[PATCH] sched/core: Mitigate race cpus_share_cache()/update_top_cache_domain()

From: Vincent Donnefort
Date: Thu Nov 04 2021 - 13:52:59 EST


Nothing protects the access to the per_cpu variable sd_llc_id. When testing
the same CPU (i.e. this_cpu == that_cpu), a race condition exists with
update_top_cache_domain(). One scenario being:

CPU1 CPU2
==================================================================

per_cpu(sd_llc_id, CPUX) => 0
partition_sched_domains_locked()
detach_destroy_domains()
cpus_share_cache(CPUX, CPUX) update_top_cache_domain(CPUX)
per_cpu(sd_llc_id, CPUX) => 0
per_cpu(sd_llc_id, CPUX) = CPUX
per_cpu(sd_llc_id, CPUX) => CPUX
return false

ttwu_queue_cond() wouldn't catch smp_processor_id() == cpu and the result
is a warning triggered from ttwu_queue_wakelist().

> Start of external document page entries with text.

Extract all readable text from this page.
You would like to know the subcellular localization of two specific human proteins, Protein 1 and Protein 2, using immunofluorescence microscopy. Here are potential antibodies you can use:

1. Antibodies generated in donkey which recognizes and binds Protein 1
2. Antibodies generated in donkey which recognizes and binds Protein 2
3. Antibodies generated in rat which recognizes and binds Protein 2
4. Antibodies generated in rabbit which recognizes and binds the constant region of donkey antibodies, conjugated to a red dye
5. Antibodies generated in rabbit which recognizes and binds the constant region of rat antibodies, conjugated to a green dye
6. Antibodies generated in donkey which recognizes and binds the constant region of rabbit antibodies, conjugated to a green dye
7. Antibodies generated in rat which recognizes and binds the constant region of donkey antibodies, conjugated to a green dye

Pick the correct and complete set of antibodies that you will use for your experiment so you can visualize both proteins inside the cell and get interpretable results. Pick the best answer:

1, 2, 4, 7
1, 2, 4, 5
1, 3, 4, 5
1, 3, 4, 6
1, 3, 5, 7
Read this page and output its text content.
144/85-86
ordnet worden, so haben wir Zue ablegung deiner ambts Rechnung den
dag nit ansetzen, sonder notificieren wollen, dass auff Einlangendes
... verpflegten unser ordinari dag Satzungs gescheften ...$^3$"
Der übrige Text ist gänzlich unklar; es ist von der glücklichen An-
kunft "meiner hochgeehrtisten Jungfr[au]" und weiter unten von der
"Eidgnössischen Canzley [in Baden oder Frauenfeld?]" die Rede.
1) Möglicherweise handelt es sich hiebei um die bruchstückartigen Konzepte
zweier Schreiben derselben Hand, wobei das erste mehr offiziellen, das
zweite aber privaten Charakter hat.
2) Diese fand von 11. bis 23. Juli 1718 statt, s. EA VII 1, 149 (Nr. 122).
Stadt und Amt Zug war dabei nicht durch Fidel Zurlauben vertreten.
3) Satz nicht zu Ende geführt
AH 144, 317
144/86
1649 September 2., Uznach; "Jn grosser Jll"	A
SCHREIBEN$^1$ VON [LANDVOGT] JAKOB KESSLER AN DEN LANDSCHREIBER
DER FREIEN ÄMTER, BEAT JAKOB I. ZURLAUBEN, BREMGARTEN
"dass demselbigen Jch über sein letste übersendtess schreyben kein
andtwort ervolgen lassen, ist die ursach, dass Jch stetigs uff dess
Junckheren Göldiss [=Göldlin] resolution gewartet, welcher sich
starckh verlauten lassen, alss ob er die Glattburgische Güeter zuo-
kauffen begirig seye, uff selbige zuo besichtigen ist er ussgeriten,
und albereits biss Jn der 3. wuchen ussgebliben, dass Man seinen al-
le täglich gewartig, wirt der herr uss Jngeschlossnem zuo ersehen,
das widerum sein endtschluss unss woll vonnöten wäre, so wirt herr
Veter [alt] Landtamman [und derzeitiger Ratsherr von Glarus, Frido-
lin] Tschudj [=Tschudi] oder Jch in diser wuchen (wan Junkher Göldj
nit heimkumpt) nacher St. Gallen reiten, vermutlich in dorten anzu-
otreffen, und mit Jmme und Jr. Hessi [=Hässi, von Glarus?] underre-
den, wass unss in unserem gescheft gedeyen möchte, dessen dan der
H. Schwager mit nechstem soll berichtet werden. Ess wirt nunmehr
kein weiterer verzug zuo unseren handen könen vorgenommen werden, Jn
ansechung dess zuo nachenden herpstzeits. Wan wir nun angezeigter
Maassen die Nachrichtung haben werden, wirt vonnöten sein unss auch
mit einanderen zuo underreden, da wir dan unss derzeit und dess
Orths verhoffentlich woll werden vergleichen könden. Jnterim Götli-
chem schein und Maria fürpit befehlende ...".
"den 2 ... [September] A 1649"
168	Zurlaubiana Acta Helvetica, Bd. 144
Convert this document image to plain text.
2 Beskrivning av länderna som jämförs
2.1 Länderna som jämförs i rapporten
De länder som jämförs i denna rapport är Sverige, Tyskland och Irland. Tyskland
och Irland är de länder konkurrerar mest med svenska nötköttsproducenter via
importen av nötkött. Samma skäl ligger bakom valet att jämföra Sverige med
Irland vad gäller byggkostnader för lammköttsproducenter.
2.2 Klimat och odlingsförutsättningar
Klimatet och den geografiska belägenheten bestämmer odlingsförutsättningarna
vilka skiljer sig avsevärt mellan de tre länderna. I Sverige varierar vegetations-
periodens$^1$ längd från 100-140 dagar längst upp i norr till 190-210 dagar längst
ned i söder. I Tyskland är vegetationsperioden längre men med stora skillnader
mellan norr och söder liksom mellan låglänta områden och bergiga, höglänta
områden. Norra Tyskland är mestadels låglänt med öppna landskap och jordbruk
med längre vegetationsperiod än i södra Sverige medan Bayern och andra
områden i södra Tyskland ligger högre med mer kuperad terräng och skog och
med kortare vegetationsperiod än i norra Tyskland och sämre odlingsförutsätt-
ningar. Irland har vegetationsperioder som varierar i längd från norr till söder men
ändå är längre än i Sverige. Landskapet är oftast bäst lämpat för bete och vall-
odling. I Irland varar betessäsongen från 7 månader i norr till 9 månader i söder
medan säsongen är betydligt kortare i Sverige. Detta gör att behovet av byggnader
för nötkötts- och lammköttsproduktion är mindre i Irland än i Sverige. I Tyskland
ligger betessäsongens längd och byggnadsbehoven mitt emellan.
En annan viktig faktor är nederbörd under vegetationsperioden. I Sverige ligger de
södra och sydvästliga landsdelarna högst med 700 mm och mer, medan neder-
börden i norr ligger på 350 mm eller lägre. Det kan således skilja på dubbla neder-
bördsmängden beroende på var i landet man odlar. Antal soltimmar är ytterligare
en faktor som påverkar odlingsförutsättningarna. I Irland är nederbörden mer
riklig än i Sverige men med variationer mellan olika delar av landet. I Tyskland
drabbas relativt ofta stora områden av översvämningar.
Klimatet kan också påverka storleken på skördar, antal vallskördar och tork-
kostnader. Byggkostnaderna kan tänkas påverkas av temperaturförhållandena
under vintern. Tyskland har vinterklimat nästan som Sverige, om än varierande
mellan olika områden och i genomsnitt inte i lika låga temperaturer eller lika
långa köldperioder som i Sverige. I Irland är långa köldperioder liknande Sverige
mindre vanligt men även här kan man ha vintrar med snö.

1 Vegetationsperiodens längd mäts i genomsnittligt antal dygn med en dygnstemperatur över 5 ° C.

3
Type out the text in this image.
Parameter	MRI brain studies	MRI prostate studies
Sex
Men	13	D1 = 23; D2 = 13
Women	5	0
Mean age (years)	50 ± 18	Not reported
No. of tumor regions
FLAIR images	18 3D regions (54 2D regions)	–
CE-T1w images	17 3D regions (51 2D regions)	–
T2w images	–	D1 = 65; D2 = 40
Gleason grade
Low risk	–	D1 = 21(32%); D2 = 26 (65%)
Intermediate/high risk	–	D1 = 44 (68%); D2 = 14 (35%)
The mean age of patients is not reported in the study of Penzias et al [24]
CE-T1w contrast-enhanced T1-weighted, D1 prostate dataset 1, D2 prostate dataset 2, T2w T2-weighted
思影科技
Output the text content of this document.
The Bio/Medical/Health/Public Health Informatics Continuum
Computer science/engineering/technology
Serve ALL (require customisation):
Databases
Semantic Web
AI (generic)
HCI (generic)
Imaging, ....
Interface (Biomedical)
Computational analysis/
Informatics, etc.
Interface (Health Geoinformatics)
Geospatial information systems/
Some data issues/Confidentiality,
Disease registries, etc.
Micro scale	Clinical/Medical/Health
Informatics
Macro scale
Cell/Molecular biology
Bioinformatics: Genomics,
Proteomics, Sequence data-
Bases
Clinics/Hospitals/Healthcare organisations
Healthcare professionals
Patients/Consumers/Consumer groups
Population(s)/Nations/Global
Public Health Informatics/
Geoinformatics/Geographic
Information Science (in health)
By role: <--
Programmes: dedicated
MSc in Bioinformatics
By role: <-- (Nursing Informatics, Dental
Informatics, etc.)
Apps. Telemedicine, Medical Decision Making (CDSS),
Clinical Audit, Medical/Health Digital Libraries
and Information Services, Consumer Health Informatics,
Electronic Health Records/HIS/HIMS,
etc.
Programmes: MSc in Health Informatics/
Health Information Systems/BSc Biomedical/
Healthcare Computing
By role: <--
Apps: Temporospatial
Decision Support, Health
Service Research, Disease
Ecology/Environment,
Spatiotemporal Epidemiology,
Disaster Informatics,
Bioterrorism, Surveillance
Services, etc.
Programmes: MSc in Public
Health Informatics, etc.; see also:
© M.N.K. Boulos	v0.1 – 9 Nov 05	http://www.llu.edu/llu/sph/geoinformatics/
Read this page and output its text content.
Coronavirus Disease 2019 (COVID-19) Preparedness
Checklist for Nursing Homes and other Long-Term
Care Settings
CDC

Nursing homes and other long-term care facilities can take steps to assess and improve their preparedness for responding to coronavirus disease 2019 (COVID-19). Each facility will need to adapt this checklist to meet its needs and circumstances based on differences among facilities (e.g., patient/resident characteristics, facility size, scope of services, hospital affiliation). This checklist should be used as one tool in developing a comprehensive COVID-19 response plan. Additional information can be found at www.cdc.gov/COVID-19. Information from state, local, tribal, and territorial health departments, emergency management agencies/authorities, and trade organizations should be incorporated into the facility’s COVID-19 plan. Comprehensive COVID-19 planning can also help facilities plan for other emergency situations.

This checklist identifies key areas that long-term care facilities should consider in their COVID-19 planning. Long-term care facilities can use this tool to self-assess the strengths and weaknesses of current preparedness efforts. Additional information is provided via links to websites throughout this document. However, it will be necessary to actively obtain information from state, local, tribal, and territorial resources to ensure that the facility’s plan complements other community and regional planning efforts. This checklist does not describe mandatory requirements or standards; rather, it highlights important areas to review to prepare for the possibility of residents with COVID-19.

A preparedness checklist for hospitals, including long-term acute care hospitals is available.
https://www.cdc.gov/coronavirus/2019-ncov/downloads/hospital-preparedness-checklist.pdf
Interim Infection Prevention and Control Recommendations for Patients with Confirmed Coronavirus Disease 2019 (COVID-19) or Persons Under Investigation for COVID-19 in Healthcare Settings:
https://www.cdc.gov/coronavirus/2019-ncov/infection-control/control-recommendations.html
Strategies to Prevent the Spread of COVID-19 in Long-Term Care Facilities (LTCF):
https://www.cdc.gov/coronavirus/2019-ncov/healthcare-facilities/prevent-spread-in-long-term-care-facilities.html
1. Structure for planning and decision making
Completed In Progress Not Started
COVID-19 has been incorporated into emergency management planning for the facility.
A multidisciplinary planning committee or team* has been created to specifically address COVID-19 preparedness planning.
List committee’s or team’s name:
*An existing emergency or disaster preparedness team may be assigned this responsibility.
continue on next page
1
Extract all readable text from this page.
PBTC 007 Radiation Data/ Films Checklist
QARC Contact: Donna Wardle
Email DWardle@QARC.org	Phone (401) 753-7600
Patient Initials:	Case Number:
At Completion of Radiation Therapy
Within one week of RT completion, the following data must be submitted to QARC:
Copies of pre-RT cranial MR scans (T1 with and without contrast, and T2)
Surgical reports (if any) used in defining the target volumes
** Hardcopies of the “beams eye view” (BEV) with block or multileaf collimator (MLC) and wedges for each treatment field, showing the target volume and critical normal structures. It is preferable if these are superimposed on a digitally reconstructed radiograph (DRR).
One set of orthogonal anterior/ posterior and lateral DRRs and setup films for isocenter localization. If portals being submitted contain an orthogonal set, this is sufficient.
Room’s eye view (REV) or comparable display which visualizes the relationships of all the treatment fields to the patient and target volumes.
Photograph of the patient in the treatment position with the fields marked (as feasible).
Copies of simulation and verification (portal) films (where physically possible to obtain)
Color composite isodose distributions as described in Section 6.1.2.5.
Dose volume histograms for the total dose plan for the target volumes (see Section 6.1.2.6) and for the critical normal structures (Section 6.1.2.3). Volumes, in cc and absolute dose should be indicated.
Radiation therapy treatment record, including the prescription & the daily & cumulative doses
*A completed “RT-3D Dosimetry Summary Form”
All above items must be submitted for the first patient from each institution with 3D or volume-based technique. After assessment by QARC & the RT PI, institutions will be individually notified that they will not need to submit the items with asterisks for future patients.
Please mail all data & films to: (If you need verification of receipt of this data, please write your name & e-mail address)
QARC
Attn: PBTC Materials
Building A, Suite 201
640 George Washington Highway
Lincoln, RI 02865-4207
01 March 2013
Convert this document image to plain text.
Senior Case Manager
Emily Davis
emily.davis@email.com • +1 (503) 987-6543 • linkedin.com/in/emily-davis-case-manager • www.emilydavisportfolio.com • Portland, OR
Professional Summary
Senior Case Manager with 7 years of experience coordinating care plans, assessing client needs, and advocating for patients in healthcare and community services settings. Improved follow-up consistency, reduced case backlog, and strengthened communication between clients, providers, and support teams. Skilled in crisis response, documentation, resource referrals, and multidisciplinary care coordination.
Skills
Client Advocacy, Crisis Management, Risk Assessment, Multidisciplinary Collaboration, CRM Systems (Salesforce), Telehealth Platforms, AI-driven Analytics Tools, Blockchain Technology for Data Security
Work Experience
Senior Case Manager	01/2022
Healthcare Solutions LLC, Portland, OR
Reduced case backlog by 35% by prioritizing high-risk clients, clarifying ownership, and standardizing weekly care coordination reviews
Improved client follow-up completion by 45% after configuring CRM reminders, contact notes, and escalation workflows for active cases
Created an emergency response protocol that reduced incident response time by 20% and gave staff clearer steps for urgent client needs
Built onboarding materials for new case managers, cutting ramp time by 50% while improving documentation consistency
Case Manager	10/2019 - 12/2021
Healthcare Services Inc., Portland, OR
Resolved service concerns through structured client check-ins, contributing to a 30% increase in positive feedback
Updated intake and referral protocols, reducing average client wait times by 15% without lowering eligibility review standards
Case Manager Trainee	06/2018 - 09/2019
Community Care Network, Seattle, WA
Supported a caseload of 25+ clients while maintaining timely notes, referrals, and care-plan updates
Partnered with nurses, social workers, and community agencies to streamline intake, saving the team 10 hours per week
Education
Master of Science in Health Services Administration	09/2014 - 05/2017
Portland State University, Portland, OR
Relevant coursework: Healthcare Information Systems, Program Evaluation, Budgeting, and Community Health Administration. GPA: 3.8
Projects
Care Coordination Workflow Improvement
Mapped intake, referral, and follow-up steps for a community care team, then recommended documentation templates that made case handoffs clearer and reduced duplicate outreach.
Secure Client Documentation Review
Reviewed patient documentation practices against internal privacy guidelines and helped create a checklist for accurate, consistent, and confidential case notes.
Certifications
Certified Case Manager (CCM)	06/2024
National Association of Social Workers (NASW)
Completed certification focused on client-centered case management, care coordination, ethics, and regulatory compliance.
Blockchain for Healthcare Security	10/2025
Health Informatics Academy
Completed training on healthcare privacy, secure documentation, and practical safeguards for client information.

Avoid a such race in cpus_share_cache() by always returning true when
this_cpu == that_cpu.

Fixes: 518cd6234178 ("sched: Only queue remote wakeups when crossing cache boundaries")
Reported-by: Jing-Ting Wu <jing-ting.wu@xxxxxxxxxxxx>
Signed-off-by: Vincent Donnefort <vincent.donnefort@xxxxxxx>
Reviewed-by: Valentin Schneider <valentin.schneider@xxxxxxx>

diff --git a/kernel/sched/core.c b/kernel/sched/core.c
index f2611b9cf503..f5ca15cdcff4 100644
--- a/kernel/sched/core.c
+++ b/kernel/sched/core.c
@@ -3726,6 +3726,9 @@ void wake_up_if_idle(int cpu)

bool cpus_share_cache(int this_cpu, int that_cpu)
{
+ if (this_cpu == that_cpu)
+ return true;
+
return per_cpu(sd_llc_id, this_cpu) == per_cpu(sd_llc_id, that_cpu);
}

--
2.25.1